What would Mrs. Fairfax do when she found I’d gone? Frank would shrug. Sophie would worry about too many things to catalog. Adelia would just assume she didn’t have to speak English this week—like a nanny vacation.
And perhaps it would be for a bit.
I also tried to picture what was going on behind the scenes. I hoped Finn was fine and Mr. Thorneton’s men and connecti
ons had returned safety to the house.
I veered away from any further thoughts beyond that.
Saint rose to pay for their bill, waving me off when I followed to do mine as well.
“I think we can get your toast this time.” He grinned, a charm flashing through his good looks.
I couldn’t help but think he was one of those men who could get away with winking if he wanted. His looks, charm, and obvious good intentions created an appealing sense of trust immediately.
Once he paid, he ushered the girls and me out to the car, making sure everyone was settled and buckled before backing the older Toyota out of the lot and hitting the road.
I watched the scenery go by, knowing every moment took me farther and farther from Tower House. I couldn’t help but wonder how far Mr. Thorneton’s reach went—or that of his enemies.
Staying on guard would be vital.
Beside me in the back seat, Maggie carried on about their new plans. They seemed excessively grandiose, but Laura would occasionally speak up in a soft, comforting tone to clarify and bring the statements back down to reality.
“We bought the house furnished from an older woman who was moving to live with her son.
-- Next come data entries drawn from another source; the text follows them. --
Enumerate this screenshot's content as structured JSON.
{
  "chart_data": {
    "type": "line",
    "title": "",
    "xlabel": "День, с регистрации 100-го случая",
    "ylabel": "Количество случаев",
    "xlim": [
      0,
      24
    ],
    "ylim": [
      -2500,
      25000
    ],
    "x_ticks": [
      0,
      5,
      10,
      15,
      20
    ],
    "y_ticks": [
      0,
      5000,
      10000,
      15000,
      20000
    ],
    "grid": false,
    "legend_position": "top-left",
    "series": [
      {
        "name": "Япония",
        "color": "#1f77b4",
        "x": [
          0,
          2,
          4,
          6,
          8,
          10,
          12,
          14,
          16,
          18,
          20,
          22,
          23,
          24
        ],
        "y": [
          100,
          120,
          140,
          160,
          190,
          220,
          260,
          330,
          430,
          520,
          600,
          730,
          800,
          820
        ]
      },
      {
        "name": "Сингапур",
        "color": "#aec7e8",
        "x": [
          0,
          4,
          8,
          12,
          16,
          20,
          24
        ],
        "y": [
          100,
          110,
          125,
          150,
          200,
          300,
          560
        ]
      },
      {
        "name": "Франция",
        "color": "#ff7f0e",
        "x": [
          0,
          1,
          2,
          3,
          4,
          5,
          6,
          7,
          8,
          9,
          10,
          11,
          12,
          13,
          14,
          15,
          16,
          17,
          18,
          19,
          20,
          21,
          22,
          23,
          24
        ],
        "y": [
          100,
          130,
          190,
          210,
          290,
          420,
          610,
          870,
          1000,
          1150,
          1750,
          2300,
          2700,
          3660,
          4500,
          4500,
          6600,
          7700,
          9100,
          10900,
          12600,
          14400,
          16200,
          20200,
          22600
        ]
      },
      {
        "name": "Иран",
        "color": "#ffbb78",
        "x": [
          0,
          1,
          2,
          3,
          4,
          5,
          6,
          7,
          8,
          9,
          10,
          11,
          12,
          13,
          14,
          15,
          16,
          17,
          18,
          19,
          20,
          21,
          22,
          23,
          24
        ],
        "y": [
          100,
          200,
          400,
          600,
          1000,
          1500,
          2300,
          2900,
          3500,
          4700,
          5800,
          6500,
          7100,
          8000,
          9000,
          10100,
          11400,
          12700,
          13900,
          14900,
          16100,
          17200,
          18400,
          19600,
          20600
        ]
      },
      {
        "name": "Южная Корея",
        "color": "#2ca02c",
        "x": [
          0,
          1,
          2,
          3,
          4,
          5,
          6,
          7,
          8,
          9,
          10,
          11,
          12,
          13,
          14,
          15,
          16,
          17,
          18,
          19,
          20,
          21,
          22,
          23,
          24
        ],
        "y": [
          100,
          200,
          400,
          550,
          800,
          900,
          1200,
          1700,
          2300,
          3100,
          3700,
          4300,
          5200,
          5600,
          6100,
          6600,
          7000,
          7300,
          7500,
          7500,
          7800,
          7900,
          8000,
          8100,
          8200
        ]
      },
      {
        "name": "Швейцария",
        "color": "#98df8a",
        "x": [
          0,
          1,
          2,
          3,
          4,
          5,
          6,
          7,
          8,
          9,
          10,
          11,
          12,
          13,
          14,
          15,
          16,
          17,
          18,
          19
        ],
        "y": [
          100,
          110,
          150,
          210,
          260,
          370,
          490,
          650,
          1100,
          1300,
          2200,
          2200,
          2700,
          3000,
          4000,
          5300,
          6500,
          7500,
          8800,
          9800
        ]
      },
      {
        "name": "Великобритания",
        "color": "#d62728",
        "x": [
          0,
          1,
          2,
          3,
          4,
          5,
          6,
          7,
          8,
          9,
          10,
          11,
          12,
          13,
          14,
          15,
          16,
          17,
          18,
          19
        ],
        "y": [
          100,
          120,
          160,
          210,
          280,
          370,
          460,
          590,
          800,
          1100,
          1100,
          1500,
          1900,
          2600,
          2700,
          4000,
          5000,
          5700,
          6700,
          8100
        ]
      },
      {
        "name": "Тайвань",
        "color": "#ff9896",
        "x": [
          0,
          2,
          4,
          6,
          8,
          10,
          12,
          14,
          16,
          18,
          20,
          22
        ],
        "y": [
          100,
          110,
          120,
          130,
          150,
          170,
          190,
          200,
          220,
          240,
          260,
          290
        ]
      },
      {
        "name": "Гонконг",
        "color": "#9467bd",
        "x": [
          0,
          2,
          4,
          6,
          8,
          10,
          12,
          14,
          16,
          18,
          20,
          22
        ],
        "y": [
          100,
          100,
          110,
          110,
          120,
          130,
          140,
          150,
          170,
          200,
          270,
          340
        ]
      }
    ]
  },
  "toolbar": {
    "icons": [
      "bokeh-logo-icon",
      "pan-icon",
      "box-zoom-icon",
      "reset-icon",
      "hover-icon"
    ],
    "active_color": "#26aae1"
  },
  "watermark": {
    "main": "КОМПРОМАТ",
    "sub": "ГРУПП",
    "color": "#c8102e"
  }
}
She’d adopted him out of foster care and when someone told her what we were looking to do, she offered it to us for an insanely low amount of money.” Laura smiled over her shoulder at me. “She claimed it was because of the tax write off, but I think we all know it was because she believes in making good homes for those without one.”
I considered that, that call for a good home. I thought I’d found at least a way to keep a roof over my head with my nannying jobs—and then, an almost-home at Tower House—but now I was starting from scratch…again. Sadly, I was someone who needed a good home as well.
We road on, the chatter of Maggie discussing her room and that she didn’t have to share—well, at least not yet—and all the other things going through her shockingly young mind. It was hard to believe that she was eighteen. I couldn’t remember being that young at twelve.